O Estadão apurou que os ministros foram consultados e acordaram que a discussão deveria ser retomada. A expectativa é detalhar melhor a tese a partir de controvérsias que se apresentaram ao últimos seis anos, sem retornar ao modelo anterior, que foi reformado justamente para baixar o volume de ações criminais após o Mensalão.

Casos que podem ser afetados pela nova regra

A discussão ganhou tração em meio à transferência das investigações sobre o assassinato da vereadora Marielle Franco e do motorista Anderson Gomes ao STF. O deputado Chiquinho Brazão, apontado pela Polícia Federal como mandante do crime, era vereador na época. O ministro Alexandre de Moraes, no entanto, argumentou que houve tentativas de obstrução do inquérito quando ele já tinha assento na Câmara dos Deputados, o que em sua avaliação justifica o deslocamento do caso ao Supremo.

O pano de fundo do julgamento é um habeas corpus do senador Zequinha Marinho (Podemos-PA). Ele é réu em uma ação penal na Justiça Federal do Distrito Federal por suspeita operar um esquema de rachadinha quando foi deputado. A defesa nega as acusações e alega que o processo deveria tramitar no Supremo, porque desde então ele exerce cargos com prerrogativa de foro.

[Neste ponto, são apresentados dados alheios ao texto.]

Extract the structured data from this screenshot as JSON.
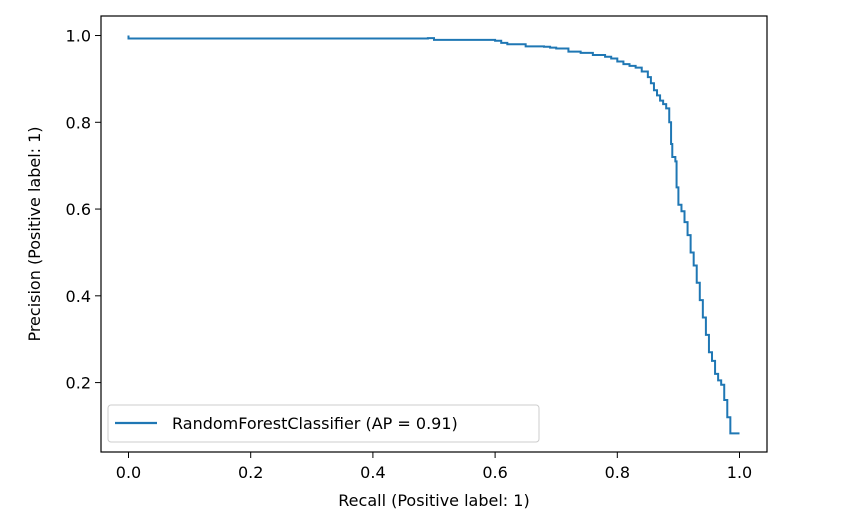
{
  "chart_data": {
    "type": "line",
    "title": "",
    "xlabel": "Recall (Positive label: 1)",
    "ylabel": "Precision (Positive label: 1)",
    "xlim": [
      -0.045,
      1.045
    ],
    "ylim": [
      0.04,
      1.045
    ],
    "x_ticks": [
      0.0,
      0.2,
      0.4,
      0.6,
      0.8,
      1.0
    ],
    "x_tick_labels": [
      "0.0",
      "0.2",
      "0.4",
      "0.6",
      "0.8",
      "1.0"
    ],
    "y_ticks": [
      0.2,
      0.4,
      0.6,
      0.8,
      1.0
    ],
    "y_tick_labels": [
      "0.2",
      "0.4",
      "0.6",
      "0.8",
      "1.0"
    ],
    "grid": false,
    "legend_position": "lower-left",
    "series": [
      {
        "name": "RandomForestClassifier (AP = 0.91)",
        "color": "#1f77b4",
        "drawstyle": "steps-post",
        "points": [
          [
            0.0,
            1.0
          ],
          [
            0.0,
            0.993
          ],
          [
            0.15,
            0.993
          ],
          [
            0.3,
            0.993
          ],
          [
            0.49,
            0.994
          ],
          [
            0.5,
            0.99
          ],
          [
            0.57,
            0.99
          ],
          [
            0.6,
            0.988
          ],
          [
            0.61,
            0.983
          ],
          [
            0.62,
            0.98
          ],
          [
            0.65,
            0.975
          ],
          [
            0.68,
            0.974
          ],
          [
            0.69,
            0.972
          ],
          [
            0.7,
            0.97
          ],
          [
            0.72,
            0.963
          ],
          [
            0.74,
            0.96
          ],
          [
            0.76,
            0.955
          ],
          [
            0.78,
            0.951
          ],
          [
            0.79,
            0.947
          ],
          [
            0.8,
            0.94
          ],
          [
            0.81,
            0.934
          ],
          [
            0.82,
            0.93
          ],
          [
            0.83,
            0.926
          ],
          [
            0.84,
            0.917
          ],
          [
            0.85,
            0.904
          ],
          [
            0.855,
            0.89
          ],
          [
            0.86,
            0.874
          ],
          [
            0.865,
            0.862
          ],
          [
            0.87,
            0.85
          ],
          [
            0.875,
            0.842
          ],
          [
            0.88,
            0.832
          ],
          [
            0.885,
            0.8
          ],
          [
            0.888,
            0.75
          ],
          [
            0.89,
            0.72
          ],
          [
            0.895,
            0.71
          ],
          [
            0.897,
            0.65
          ],
          [
            0.9,
            0.61
          ],
          [
            0.905,
            0.595
          ],
          [
            0.91,
            0.57
          ],
          [
            0.915,
            0.54
          ],
          [
            0.92,
            0.5
          ],
          [
            0.925,
            0.47
          ],
          [
            0.93,
            0.43
          ],
          [
            0.935,
            0.39
          ],
          [
            0.94,
            0.35
          ],
          [
            0.945,
            0.31
          ],
          [
            0.95,
            0.27
          ],
          [
            0.955,
            0.25
          ],
          [
            0.96,
            0.22
          ],
          [
            0.965,
            0.205
          ],
          [
            0.97,
            0.195
          ],
          [
            0.975,
            0.16
          ],
          [
            0.98,
            0.12
          ],
          [
            0.985,
            0.083
          ],
          [
            1.0,
            0.083
          ]
        ]
      }
    ]
  }
}
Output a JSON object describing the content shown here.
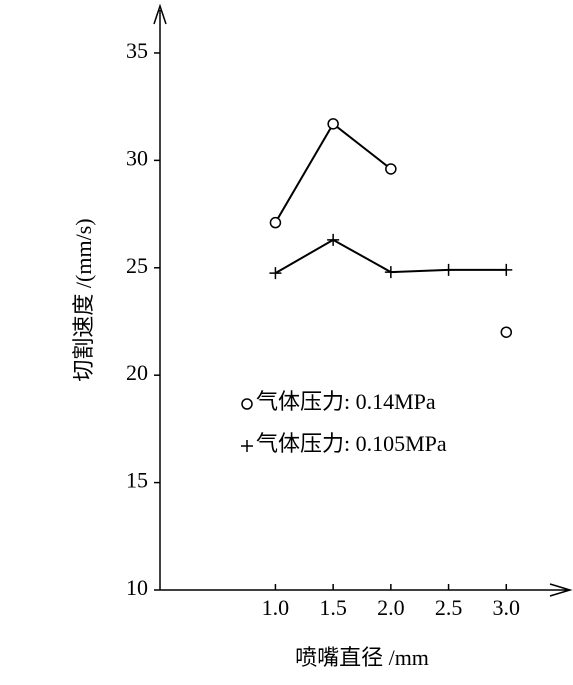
{
  "chart_data": {
    "type": "line",
    "x_label": "喷嘴直径 /mm",
    "y_label": "切割速度 /(mm/s)",
    "x": [
      1.0,
      1.5,
      2.0,
      2.5,
      3.0
    ],
    "xticks": [
      {
        "value": 1.0,
        "label": "1.0"
      },
      1.5,
      {
        "value": 2.0,
        "label": "2.0"
      },
      2.5,
      {
        "value": 3.0,
        "label": "3.0"
      }
    ],
    "xlim": [
      0,
      3.5
    ],
    "ylim": [
      10,
      37
    ],
    "yticks": [
      10,
      15,
      20,
      25,
      30,
      35
    ],
    "series": [
      {
        "name": "气体压力: 0.14MPa",
        "marker": "circle",
        "color": "#000000",
        "values": [
          27.1,
          31.7,
          29.6,
          null,
          22.0
        ]
      },
      {
        "name": "气体压力: 0.105MPa",
        "marker": "plus",
        "color": "#000000",
        "values": [
          24.75,
          26.3,
          24.8,
          24.9,
          24.9
        ]
      }
    ]
  }
}
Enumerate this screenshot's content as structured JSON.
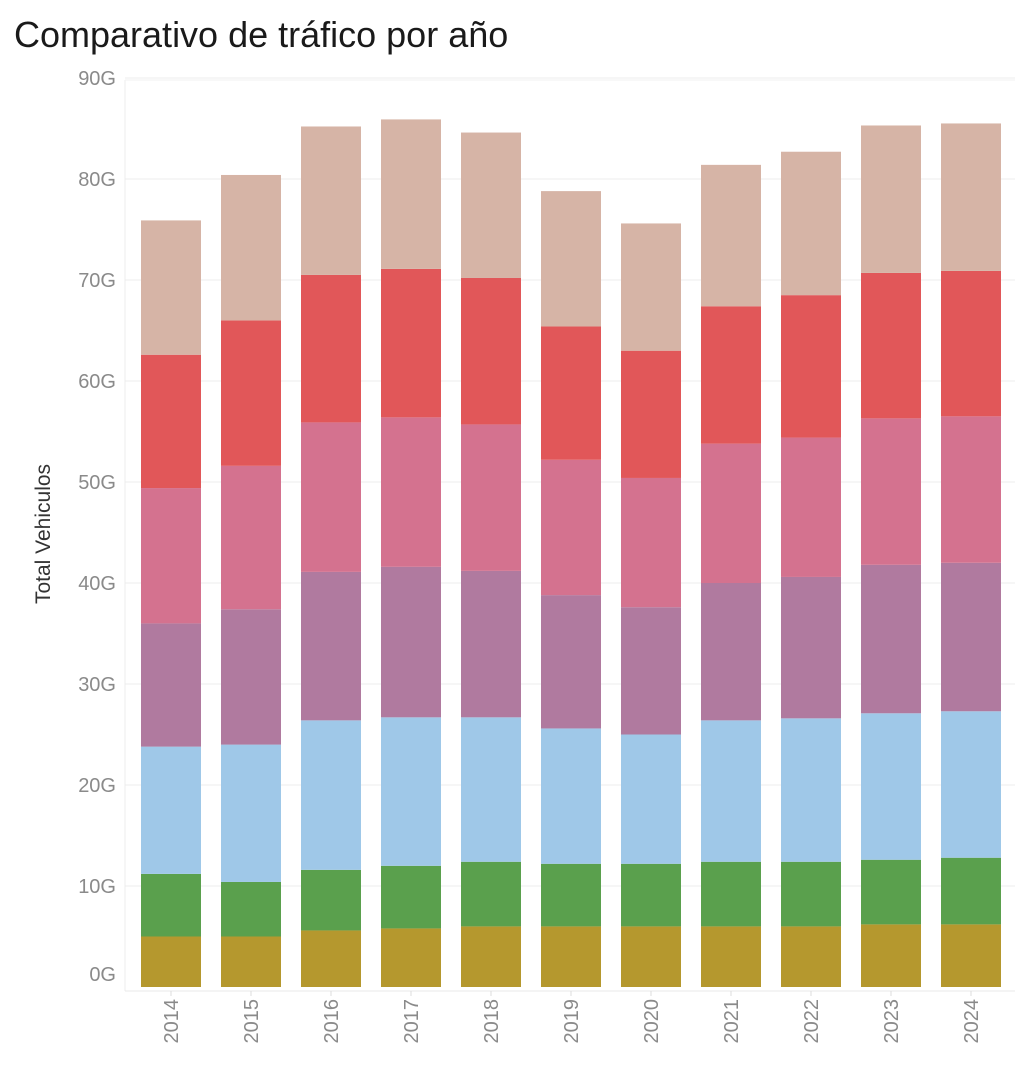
{
  "title": "Comparativo de tráfico por año",
  "chart_data": {
    "type": "bar",
    "stacked": true,
    "title": "Comparativo de tráfico por año",
    "xlabel": "",
    "ylabel": "Total Vehiculos",
    "ylim": [
      0,
      90
    ],
    "y_ticks": [
      "0G",
      "10G",
      "20G",
      "30G",
      "40G",
      "50G",
      "60G",
      "70G",
      "80G",
      "90G"
    ],
    "grid": "horizontal",
    "categories": [
      "2014",
      "2015",
      "2016",
      "2017",
      "2018",
      "2019",
      "2020",
      "2021",
      "2022",
      "2023",
      "2024"
    ],
    "series": [
      {
        "color": "#b5982e",
        "values": [
          5.0,
          5.0,
          5.6,
          5.8,
          6.0,
          6.0,
          6.0,
          6.0,
          6.0,
          6.2,
          6.2
        ]
      },
      {
        "color": "#5aa04d",
        "values": [
          6.2,
          5.4,
          6.0,
          6.2,
          6.4,
          6.2,
          6.2,
          6.4,
          6.4,
          6.4,
          6.6
        ]
      },
      {
        "color": "#9fc8e8",
        "values": [
          12.6,
          13.6,
          14.8,
          14.7,
          14.3,
          13.4,
          12.8,
          14.0,
          14.2,
          14.5,
          14.5
        ]
      },
      {
        "color": "#b07a9f",
        "values": [
          12.2,
          13.4,
          14.7,
          14.9,
          14.5,
          13.2,
          12.6,
          13.6,
          14.0,
          14.7,
          14.7
        ]
      },
      {
        "color": "#d4728f",
        "values": [
          13.4,
          14.2,
          14.8,
          14.8,
          14.5,
          13.4,
          12.8,
          13.8,
          13.8,
          14.5,
          14.5
        ]
      },
      {
        "color": "#e15759",
        "values": [
          13.2,
          14.4,
          14.6,
          14.7,
          14.5,
          13.2,
          12.6,
          13.6,
          14.1,
          14.4,
          14.4
        ]
      },
      {
        "color": "#d6b4a6",
        "values": [
          13.3,
          14.4,
          14.7,
          14.8,
          14.4,
          13.4,
          12.6,
          14.0,
          14.2,
          14.6,
          14.6
        ]
      }
    ]
  }
}
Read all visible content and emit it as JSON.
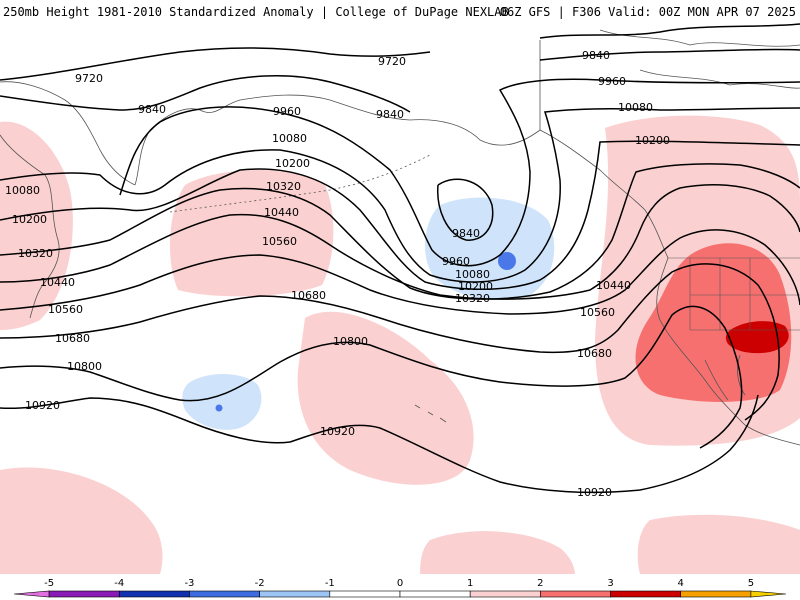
{
  "header": {
    "title_left": "250mb Height 1981-2010 Standardized Anomaly | College of DuPage NEXLAB",
    "title_right": "06Z GFS | F306 Valid: 00Z MON APR 07 2025"
  },
  "colors": {
    "pos1": "#fbd0d0",
    "pos2": "#f77070",
    "pos3": "#cc0000",
    "neg1": "#cfe4fa",
    "neg2": "#4a78e8",
    "contour": "#000000",
    "coast": "#555555"
  },
  "colorbar": {
    "ticks": [
      "-5",
      "-4",
      "-3",
      "-2",
      "-1",
      "0",
      "1",
      "2",
      "3",
      "4",
      "5"
    ],
    "segments": [
      {
        "from": -5.5,
        "to": -5,
        "color": "#e070e0"
      },
      {
        "from": -5,
        "to": -4,
        "color": "#8a1ab5"
      },
      {
        "from": -4,
        "to": -3,
        "color": "#1030b0"
      },
      {
        "from": -3,
        "to": -2,
        "color": "#3d6ce0"
      },
      {
        "from": -2,
        "to": -1,
        "color": "#9cc4f5"
      },
      {
        "from": -1,
        "to": 0,
        "color": "#ffffff"
      },
      {
        "from": 0,
        "to": 1,
        "color": "#ffffff"
      },
      {
        "from": 1,
        "to": 2,
        "color": "#fbd0d0"
      },
      {
        "from": 2,
        "to": 3,
        "color": "#f77070"
      },
      {
        "from": 3,
        "to": 4,
        "color": "#cc0000"
      },
      {
        "from": 4,
        "to": 5,
        "color": "#f5a000"
      },
      {
        "from": 5,
        "to": 5.5,
        "color": "#f5d000"
      }
    ]
  },
  "contour_labels": {
    "c9720a": "9720",
    "c9720b": "9720",
    "c9840a": "9840",
    "c9840b": "9840",
    "c9840c": "9840",
    "c9840d": "9840",
    "c9960a": "9960",
    "c9960b": "9960",
    "c9960c": "9960",
    "c10080a": "10080",
    "c10080b": "10080",
    "c10080c": "10080",
    "c10080d": "10080",
    "c10200a": "10200",
    "c10200b": "10200",
    "c10200c": "10200",
    "c10200d": "10200",
    "c10320a": "10320",
    "c10320b": "10320",
    "c10320c": "10320",
    "c10440a": "10440",
    "c10440b": "10440",
    "c10440c": "10440",
    "c10560a": "10560",
    "c10560b": "10560",
    "c10560c": "10560",
    "c10680a": "10680",
    "c10680b": "10680",
    "c10680c": "10680",
    "c10800a": "10800",
    "c10800b": "10800",
    "c10920a": "10920",
    "c10920b": "10920",
    "c10920c": "10920"
  }
}
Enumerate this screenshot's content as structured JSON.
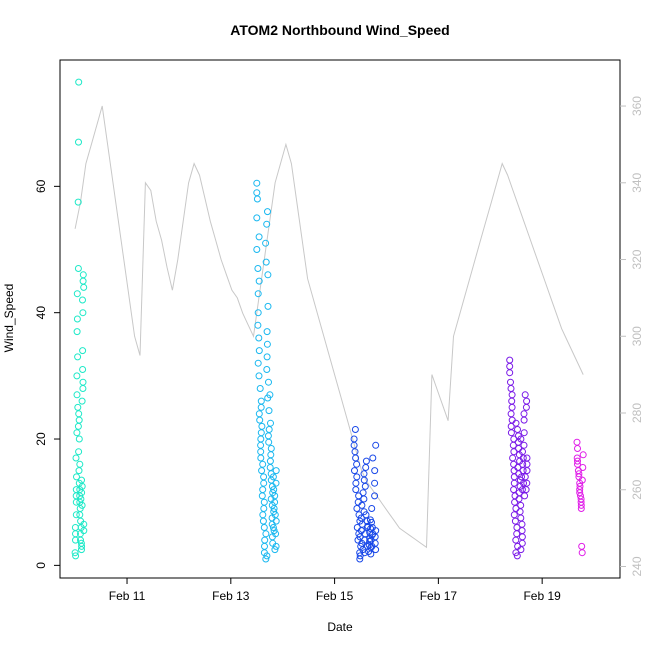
{
  "chart_data": {
    "type": "scatter",
    "title": "ATOM2 Northbound Wind_Speed",
    "xlabel": "Date",
    "ylabel": "Wind_Speed",
    "xlim": [
      "2019-02-09T17:00",
      "2019-02-20T12:00"
    ],
    "ylim": [
      -2,
      80
    ],
    "y2lim": [
      237,
      372
    ],
    "grid": false,
    "legend": "none",
    "x_ticks": [
      {
        "date": "2019-02-11",
        "label": "Feb 11"
      },
      {
        "date": "2019-02-13",
        "label": "Feb 13"
      },
      {
        "date": "2019-02-15",
        "label": "Feb 15"
      },
      {
        "date": "2019-02-17",
        "label": "Feb 17"
      },
      {
        "date": "2019-02-19",
        "label": "Feb 19"
      }
    ],
    "y_ticks": [
      "0",
      "20",
      "40",
      "60"
    ],
    "y2_ticks": [
      "240",
      "260",
      "280",
      "300",
      "320",
      "340",
      "360"
    ],
    "clusters": [
      {
        "start": "2019-02-10T00:00",
        "end": "2019-02-10T04:00",
        "color": "#1de9c8",
        "values": [
          2,
          1.5,
          4,
          5,
          6,
          8,
          10,
          11,
          12,
          14,
          17,
          21,
          27,
          30,
          33,
          37,
          39,
          43,
          47,
          57.5,
          67,
          76.5,
          25,
          24,
          23,
          22,
          20,
          18,
          16,
          15,
          13,
          12,
          11,
          10,
          9,
          8,
          7,
          6,
          5,
          4,
          3.5,
          3,
          2.5,
          10.5,
          11.5,
          9.5,
          12.5,
          13.5,
          26,
          28,
          29,
          31,
          34,
          40,
          42,
          44,
          45,
          46,
          6.5,
          5.5
        ]
      },
      {
        "start": "2019-02-13T12:00",
        "end": "2019-02-13T21:00",
        "color": "#1ab8f0",
        "values": [
          60.5,
          59,
          58,
          55,
          52,
          50,
          47,
          45,
          43,
          40,
          38,
          36,
          34,
          32,
          30,
          28,
          26,
          25,
          24,
          23,
          22,
          21,
          20,
          19,
          18,
          17,
          16,
          15,
          14,
          13,
          12,
          11,
          10,
          9,
          8,
          7,
          6,
          5,
          4,
          3,
          2,
          1.5,
          1,
          54,
          56,
          51,
          48,
          46,
          41,
          37,
          35,
          33,
          31,
          29,
          27,
          26.5,
          24.5,
          22.5,
          21.5,
          20.5,
          19.5,
          18.5,
          17.5,
          16.5,
          15.5,
          14.5,
          13.5,
          12.5,
          11.5,
          10.5,
          9.5,
          8.5,
          7.5,
          6.5,
          5.5,
          4.5,
          3.5,
          2.5,
          12,
          10,
          8,
          6,
          14,
          11,
          9,
          7,
          5,
          13,
          15,
          3
        ]
      },
      {
        "start": "2019-02-15T09:00",
        "end": "2019-02-15T19:00",
        "color": "#1948e8",
        "values": [
          21.5,
          20,
          19,
          18,
          17,
          16,
          15,
          14,
          13,
          12,
          11,
          10,
          9,
          8,
          7,
          6,
          5,
          4,
          3,
          2,
          1.5,
          1,
          6.5,
          5.5,
          4.5,
          3.5,
          2.5,
          7.5,
          8.5,
          9.5,
          10.5,
          11.5,
          12.5,
          13.5,
          14.5,
          15.5,
          16.5,
          2,
          3,
          4,
          5,
          6,
          7,
          8,
          2.2,
          3.2,
          4.2,
          5.2,
          6.2,
          7.2,
          1.8,
          2.8,
          3.8,
          4.8,
          5.8,
          6.8,
          3,
          4,
          5,
          6,
          9,
          11,
          13,
          15,
          17,
          19,
          2.5,
          3.5,
          4.5,
          5.5
        ]
      },
      {
        "start": "2019-02-18T09:00",
        "end": "2019-02-18T17:00",
        "color": "#7a1ae8",
        "values": [
          32.5,
          31.5,
          30.5,
          29,
          28,
          27,
          26,
          25,
          24,
          23,
          22,
          21,
          20,
          19,
          18,
          17,
          16,
          15,
          14,
          13,
          12,
          11,
          10,
          9,
          8,
          7,
          6,
          5,
          4,
          3,
          2,
          1.5,
          22.5,
          21.5,
          20.5,
          19.5,
          18.5,
          17.5,
          16.5,
          15.5,
          14.5,
          13.5,
          12.5,
          11.5,
          10.5,
          9.5,
          8.5,
          7.5,
          6.5,
          5.5,
          4.5,
          3.5,
          2.5,
          20,
          18,
          16,
          14,
          12,
          21,
          19,
          17,
          15,
          13,
          11,
          23,
          24,
          25,
          26,
          27,
          12,
          13,
          14,
          15,
          16,
          17
        ]
      },
      {
        "start": "2019-02-19T16:00",
        "end": "2019-02-19T19:00",
        "color": "#e01ee8",
        "values": [
          19.5,
          18.5,
          17,
          16.5,
          16,
          15,
          14.5,
          14,
          13,
          12.5,
          12,
          11.5,
          11,
          10.5,
          10,
          9.5,
          9,
          3,
          2,
          13.5,
          15.5,
          17.5
        ]
      }
    ],
    "direction_series": {
      "color": "#c8c8c8",
      "axis": "right",
      "values": [
        328,
        335,
        345,
        350,
        355,
        360,
        350,
        340,
        330,
        320,
        310,
        300,
        295,
        340,
        338,
        330,
        325,
        318,
        312,
        320,
        330,
        340,
        345,
        342,
        336,
        330,
        325,
        320,
        316,
        312,
        310,
        306,
        303,
        300,
        310,
        320,
        330,
        340,
        345,
        350,
        345,
        335,
        325,
        315,
        310,
        305,
        300,
        295,
        290,
        285,
        280,
        275,
        270,
        265,
        262,
        260,
        258,
        256,
        254,
        252,
        250,
        249,
        248,
        247,
        246,
        245,
        290,
        286,
        282,
        278,
        300,
        305,
        310,
        315,
        320,
        325,
        330,
        335,
        340,
        345,
        342,
        338,
        334,
        330,
        326,
        322,
        318,
        314,
        310,
        306,
        302,
        299,
        296,
        293,
        290
      ]
    }
  }
}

No caso do ex-presidente Jair Bolsonaro, investigado no STF, a defesa sempre argumenta que o tema da falsificação do cartão de vacina, por exemplo, não está relacionado ao exercício do seu mandato.

Uma das zonas cinzentas envolvendo o alcance do foro é justamente o cenário dos “mandatos cruzados” – quando um deputado (estadual ou federal) ou senador troca de Casa Legislativa. Em 2021, a Segunda Turma manteve o foro do senador Flávio Bolsonaro (PL-RJ) no caso das “rachadinhas” na Assembleia Legislativa do Rio de Janeiro (Alerj), o que levou ao arquivamento da denúncia.